傭兵夫婦
二人は、元傭兵である。
ボロボロに錆びた鉄柵に片足をかけ、ヴェルは今日も空をゆっくり仰いでいた。下の方から聞こえてくるのは、車達の重なるクラクション、何百とひしめき合う人達の喧騒の様な足音。そんな大都会の空にも小鳥達は楽しそうに飛ぶものだ。ヴェルが見つめる二羽の鳥達は愉快に戯れながらビルの向こうへと消えて行った。
「ヴェル、朝御飯出来たわよ」
その声はまだ眠そうだった。
テーブルの上を片付けて、と少し不機嫌そうに言われヴェルはゆっくりと窓際から腰を上げた。
「眠いのか?」
茶化すように言うと、レイはジロッとヴェルを睨む。
「見ての通りね」
つん、とそっぽを向きキッチンへ歩いていくレイの下腹部は、前よりも膨らみが大きくなっていた。
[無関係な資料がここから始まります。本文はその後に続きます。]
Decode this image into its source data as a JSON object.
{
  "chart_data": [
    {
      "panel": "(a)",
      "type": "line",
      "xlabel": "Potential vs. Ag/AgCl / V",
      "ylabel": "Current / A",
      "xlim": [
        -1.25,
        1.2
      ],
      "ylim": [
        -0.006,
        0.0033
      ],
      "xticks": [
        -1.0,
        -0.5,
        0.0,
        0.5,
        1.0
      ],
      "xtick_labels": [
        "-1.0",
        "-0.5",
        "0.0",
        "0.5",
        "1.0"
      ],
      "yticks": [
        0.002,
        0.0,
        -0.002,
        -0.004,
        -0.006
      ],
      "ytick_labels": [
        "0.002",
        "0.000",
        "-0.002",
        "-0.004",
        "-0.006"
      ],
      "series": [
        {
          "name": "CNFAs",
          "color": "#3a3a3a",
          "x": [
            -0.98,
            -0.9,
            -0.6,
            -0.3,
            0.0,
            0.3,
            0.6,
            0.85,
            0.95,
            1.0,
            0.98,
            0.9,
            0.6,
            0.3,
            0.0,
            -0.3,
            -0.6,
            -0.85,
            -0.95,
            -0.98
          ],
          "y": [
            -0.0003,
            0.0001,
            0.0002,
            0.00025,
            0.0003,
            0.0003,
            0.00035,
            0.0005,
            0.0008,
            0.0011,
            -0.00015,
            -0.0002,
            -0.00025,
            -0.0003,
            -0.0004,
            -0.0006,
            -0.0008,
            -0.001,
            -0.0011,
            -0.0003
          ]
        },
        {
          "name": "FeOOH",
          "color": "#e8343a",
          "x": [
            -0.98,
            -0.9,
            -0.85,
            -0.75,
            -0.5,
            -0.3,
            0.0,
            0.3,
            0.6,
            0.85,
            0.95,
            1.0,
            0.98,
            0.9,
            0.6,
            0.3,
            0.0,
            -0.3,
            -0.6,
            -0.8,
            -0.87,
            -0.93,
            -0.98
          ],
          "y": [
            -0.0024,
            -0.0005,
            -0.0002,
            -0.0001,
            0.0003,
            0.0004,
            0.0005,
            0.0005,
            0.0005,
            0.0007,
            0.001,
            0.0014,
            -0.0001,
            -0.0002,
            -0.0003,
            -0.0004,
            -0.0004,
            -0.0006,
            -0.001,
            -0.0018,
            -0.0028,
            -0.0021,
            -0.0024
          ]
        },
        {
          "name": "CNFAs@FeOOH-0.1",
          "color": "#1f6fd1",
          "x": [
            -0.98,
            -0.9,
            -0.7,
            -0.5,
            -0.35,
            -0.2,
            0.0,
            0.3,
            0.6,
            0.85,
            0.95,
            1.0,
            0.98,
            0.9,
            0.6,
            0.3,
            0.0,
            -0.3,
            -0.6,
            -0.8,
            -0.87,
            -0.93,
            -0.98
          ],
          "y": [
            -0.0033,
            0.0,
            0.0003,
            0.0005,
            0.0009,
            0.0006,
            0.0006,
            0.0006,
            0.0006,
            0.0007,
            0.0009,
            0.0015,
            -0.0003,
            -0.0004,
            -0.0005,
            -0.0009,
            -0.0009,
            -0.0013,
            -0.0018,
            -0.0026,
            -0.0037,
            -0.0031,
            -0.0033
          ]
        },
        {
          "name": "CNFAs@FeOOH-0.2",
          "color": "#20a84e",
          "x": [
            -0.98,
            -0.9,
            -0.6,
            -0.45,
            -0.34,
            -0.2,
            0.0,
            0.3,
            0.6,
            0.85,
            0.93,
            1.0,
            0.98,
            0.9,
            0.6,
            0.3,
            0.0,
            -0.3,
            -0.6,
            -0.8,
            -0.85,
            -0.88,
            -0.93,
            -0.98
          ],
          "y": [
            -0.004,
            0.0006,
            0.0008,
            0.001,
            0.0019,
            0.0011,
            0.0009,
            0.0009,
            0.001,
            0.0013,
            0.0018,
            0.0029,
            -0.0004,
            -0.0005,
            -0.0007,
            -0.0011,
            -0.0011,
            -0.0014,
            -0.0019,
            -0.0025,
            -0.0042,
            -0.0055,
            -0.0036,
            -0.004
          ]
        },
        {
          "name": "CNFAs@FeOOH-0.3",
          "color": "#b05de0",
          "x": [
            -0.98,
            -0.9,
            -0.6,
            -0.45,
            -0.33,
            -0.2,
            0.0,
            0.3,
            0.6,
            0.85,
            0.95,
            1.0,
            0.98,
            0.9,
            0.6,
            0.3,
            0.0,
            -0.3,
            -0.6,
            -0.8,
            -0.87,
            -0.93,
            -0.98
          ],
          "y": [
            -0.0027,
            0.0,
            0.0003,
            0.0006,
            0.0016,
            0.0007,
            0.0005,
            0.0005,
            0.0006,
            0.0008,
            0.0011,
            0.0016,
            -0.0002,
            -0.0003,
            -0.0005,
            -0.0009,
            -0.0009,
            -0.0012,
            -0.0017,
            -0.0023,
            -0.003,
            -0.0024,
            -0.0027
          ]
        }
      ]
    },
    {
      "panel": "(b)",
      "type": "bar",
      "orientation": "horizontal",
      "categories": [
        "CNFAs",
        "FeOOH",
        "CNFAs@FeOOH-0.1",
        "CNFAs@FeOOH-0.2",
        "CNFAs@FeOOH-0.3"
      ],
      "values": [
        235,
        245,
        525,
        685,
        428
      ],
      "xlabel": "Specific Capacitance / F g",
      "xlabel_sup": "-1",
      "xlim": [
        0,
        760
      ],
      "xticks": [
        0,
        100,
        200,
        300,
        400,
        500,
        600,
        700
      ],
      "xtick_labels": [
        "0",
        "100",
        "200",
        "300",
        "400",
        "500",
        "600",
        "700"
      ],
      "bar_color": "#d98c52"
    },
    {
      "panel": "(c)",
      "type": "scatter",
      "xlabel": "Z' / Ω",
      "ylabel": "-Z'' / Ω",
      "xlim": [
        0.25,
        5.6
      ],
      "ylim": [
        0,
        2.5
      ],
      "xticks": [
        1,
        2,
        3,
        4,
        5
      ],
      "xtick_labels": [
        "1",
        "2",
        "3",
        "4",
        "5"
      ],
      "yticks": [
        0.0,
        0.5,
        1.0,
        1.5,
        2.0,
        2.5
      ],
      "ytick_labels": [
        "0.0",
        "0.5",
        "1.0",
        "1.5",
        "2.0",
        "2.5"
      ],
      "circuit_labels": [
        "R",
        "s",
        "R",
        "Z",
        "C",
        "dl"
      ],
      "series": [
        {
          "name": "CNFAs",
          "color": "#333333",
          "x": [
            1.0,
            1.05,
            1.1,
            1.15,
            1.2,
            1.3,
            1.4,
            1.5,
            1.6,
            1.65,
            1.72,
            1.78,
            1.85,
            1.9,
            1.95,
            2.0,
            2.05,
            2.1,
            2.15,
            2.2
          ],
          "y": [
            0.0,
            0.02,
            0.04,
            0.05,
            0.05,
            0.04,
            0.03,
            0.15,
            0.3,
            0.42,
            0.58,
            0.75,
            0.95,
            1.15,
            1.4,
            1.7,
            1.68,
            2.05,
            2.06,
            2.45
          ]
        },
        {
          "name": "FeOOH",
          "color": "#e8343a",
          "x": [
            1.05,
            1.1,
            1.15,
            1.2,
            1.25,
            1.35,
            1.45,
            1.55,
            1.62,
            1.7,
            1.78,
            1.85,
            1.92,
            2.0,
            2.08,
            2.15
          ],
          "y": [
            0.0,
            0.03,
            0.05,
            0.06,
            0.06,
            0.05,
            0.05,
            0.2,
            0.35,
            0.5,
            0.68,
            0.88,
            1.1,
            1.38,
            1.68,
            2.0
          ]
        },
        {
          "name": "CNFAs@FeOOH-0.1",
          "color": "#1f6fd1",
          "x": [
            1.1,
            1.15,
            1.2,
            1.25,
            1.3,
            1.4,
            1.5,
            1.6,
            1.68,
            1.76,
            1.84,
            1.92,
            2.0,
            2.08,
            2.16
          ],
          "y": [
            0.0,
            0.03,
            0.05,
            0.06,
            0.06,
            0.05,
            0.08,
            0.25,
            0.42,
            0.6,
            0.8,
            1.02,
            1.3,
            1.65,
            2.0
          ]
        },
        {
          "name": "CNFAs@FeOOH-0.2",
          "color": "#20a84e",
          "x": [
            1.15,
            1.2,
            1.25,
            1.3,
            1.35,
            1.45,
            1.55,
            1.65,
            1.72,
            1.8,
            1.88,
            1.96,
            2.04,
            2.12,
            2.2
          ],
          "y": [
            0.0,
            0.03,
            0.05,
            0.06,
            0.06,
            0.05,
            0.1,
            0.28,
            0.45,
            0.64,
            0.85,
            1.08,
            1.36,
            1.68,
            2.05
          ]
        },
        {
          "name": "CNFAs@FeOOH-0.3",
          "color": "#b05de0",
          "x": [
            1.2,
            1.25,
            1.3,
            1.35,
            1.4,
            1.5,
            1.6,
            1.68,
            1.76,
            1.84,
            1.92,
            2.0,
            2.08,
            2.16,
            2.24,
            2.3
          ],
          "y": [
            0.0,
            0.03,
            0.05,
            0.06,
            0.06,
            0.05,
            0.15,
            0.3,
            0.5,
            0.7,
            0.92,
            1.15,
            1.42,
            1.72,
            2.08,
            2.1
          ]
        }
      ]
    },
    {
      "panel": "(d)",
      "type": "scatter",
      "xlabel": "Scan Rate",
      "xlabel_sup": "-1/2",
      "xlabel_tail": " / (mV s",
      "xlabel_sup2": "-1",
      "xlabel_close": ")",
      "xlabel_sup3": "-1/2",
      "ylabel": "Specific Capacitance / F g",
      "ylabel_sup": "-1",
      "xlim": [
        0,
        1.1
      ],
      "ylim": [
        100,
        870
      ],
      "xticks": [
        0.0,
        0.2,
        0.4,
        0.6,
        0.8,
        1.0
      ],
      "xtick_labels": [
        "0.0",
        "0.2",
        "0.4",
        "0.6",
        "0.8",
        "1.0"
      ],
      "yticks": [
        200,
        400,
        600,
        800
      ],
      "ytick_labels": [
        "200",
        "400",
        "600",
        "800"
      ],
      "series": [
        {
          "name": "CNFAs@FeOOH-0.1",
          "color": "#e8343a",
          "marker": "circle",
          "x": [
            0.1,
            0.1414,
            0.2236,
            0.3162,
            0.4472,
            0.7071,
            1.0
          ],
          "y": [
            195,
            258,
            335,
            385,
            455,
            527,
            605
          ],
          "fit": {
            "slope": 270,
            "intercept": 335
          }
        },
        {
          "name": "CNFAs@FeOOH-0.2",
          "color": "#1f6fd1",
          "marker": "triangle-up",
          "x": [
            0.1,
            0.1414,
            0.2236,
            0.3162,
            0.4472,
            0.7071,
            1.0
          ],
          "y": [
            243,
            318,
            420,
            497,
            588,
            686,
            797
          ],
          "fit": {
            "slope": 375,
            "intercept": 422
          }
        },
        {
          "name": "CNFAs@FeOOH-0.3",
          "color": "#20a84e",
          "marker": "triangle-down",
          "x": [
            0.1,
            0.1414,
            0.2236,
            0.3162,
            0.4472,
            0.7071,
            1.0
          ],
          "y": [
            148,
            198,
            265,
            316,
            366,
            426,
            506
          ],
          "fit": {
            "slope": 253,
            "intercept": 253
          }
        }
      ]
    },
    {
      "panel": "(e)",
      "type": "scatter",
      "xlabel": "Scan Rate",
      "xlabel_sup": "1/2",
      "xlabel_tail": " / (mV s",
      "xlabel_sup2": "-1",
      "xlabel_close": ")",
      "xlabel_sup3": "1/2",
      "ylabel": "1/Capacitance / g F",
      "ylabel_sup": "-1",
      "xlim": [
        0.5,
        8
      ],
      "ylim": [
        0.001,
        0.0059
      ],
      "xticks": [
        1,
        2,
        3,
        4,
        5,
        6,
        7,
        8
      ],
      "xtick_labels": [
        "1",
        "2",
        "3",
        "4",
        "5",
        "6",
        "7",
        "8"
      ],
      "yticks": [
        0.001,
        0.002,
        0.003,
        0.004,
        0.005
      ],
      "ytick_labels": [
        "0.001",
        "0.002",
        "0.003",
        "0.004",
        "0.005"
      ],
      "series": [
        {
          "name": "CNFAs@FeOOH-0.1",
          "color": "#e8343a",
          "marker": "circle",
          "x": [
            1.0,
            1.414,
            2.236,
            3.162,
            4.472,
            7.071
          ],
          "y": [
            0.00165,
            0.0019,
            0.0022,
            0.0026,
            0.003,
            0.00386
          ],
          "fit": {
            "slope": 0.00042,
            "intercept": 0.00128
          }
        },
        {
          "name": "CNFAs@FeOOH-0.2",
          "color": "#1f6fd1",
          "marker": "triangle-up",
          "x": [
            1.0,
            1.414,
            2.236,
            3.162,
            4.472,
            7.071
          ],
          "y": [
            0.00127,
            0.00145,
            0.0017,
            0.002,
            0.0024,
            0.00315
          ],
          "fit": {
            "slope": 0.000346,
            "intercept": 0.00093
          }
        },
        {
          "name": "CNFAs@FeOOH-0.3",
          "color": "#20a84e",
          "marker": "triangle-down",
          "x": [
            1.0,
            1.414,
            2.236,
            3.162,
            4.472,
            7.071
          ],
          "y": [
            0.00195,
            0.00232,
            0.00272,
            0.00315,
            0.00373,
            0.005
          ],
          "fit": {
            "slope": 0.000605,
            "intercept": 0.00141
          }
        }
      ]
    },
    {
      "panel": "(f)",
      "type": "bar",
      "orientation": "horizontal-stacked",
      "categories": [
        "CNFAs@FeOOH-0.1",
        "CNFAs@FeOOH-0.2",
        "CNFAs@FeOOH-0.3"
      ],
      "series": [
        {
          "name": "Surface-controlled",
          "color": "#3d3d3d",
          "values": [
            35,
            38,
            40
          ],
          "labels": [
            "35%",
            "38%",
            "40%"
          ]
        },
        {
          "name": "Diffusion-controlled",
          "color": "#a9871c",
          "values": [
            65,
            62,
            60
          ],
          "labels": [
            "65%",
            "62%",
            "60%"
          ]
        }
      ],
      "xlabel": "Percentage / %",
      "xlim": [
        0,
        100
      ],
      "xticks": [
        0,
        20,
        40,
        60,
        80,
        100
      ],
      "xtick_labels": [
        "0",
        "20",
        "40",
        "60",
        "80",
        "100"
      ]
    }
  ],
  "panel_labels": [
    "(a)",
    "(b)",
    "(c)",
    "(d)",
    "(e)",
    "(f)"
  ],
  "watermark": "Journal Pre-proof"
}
胎児が成長するにつれ、レイの機嫌も日増しに悪くなっていく。八つ当たりを食らうのはいつだってヴェルだ。
それでもヴェルは嬉しかった。
「最近の殺しってのは雑よね。もっとちゃんと最後まで証拠隠滅しなきゃ。警察も馬鹿じゃなくなってきてるわ」
殺人事件の犯人が捕まったニュースを観ながらレイは淡々と感想を述べた。マグカップを持つ手の甲には深い筋傷がありありと残っている。
「いい加減、犯罪者側の意見を言うのをやめろ。俺達の子に悪影響だ」
「馬鹿ね。お腹の中じゃ聞こえないわ」
ねぇ、とお腹に手を当て愛しげに語るレイにヴェルは溜息をつくしかなかった。
「次の診察、いつだっけ?」
「明日。サモンド先生から貰った薬、残量確認しとかなきゃ」
「そっちじゃなくて、俺達の病院」
戦場生まれの戦場育ちのヴェル達は、親からまともな教育を全く受けていなかった。戦争が終わって帰国してから普通の社会で上手く暮らせず、散々苦労した。でも、このご時世そんな奴は珍しくなく国はヴェル達の様な元兵士の為に更生施設を建てた。
担当医はベニーという老いた男だった。
レイも同じで、その繋がりでヴェル達は一緒になった。
「あー!!」
突然のレイの大声に、ヴェルは持っていたトーストを落としてしまった。
「ベニー!今日よ!」
「なに!今日?!何時からだ!」
椅子から立ち上がり、寝間着の上から薄いコートを被った。慌てるヴェルにレイは泣き真似の顔で言う。
「10時から」
「......5分後」
茫然と立ちすくんでいたヴェルは静かに、床に落としたトーストを拾って食べた。